Cyana überkam ein klammes Gefühl. Lizzy war heute so nett zu ihr gewesen und ihr wirklich sympathisch, doch beruhte dieses Gefühl auf gegenseitig, oder war es nur Neugier, was Lizzy empfand? Jedes Mal, wenn sie in eine neue Klasse gekommen war, war sie zuerst von so vielen Schülern umgeben gewesen. Alle wollten wissen, woher sie kam, wieso sie die Schule gewechselt hatte, und ab und zu war sie auch gefragt worden, ob sie sich in der Pause zu ihnen setzen wollte.

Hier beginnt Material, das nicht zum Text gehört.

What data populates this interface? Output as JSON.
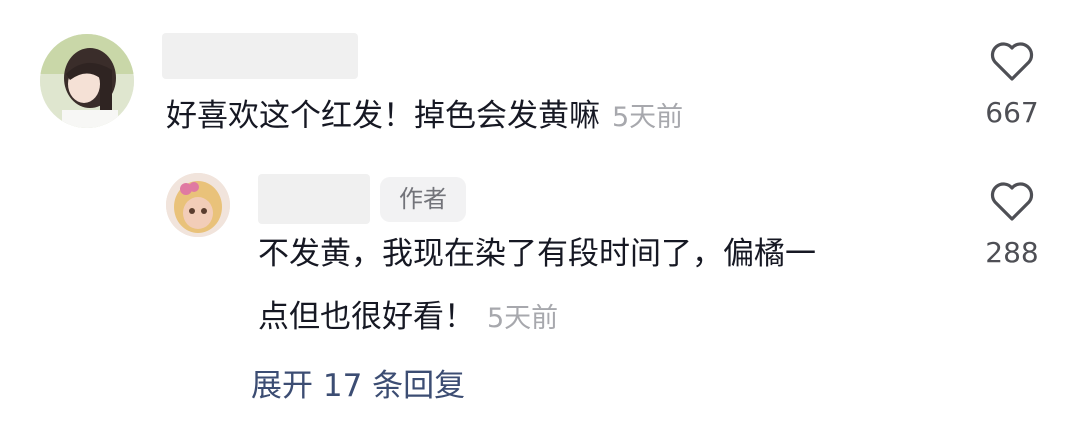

Doch dieses Interesse hielt selten lange an. Nach einiger Zeit war sie von allen nur noch als seltsam abgestempelt worden, vielleicht weil sie weniger redete als die meisten in ihrem Alter, oder weil es von ihrer Seite keine augenblicklichen Bemühungen gab, sich mit ihnen anzufreunden. Denn, obwohl sie so gerne mehr mit manchen Kameraden unternommen hätte, fiel es ihr schwer von sich zu erzählen und Vertrauen zu fassen und so kam es, dass sich ihre Mitschüler mit der Zeit immer mehr von ihr distanzierten. Also hatte sie mit der Zeit gelernt, vorsichtig mit dem Interesse, das Leute ihr gegenüber empfanden, umzugehen, vor Angst, sie würden es verlieren, bevor sie den Mut aufnehmen konnte, selbst auf diese Menschen zuzugehen und ihnen Vertrauen zu schenken.

Und genauso unsicher war sich Cyana bei Lizzy, doch gleichzeitig wollte sie von ihr gemocht werden, weshalb sie sich vornahm, sich um eine mögliche Freundschaft zu bemühen, obwohl sie jegliches Wissen zu diesem Thema wohl verloren hatte.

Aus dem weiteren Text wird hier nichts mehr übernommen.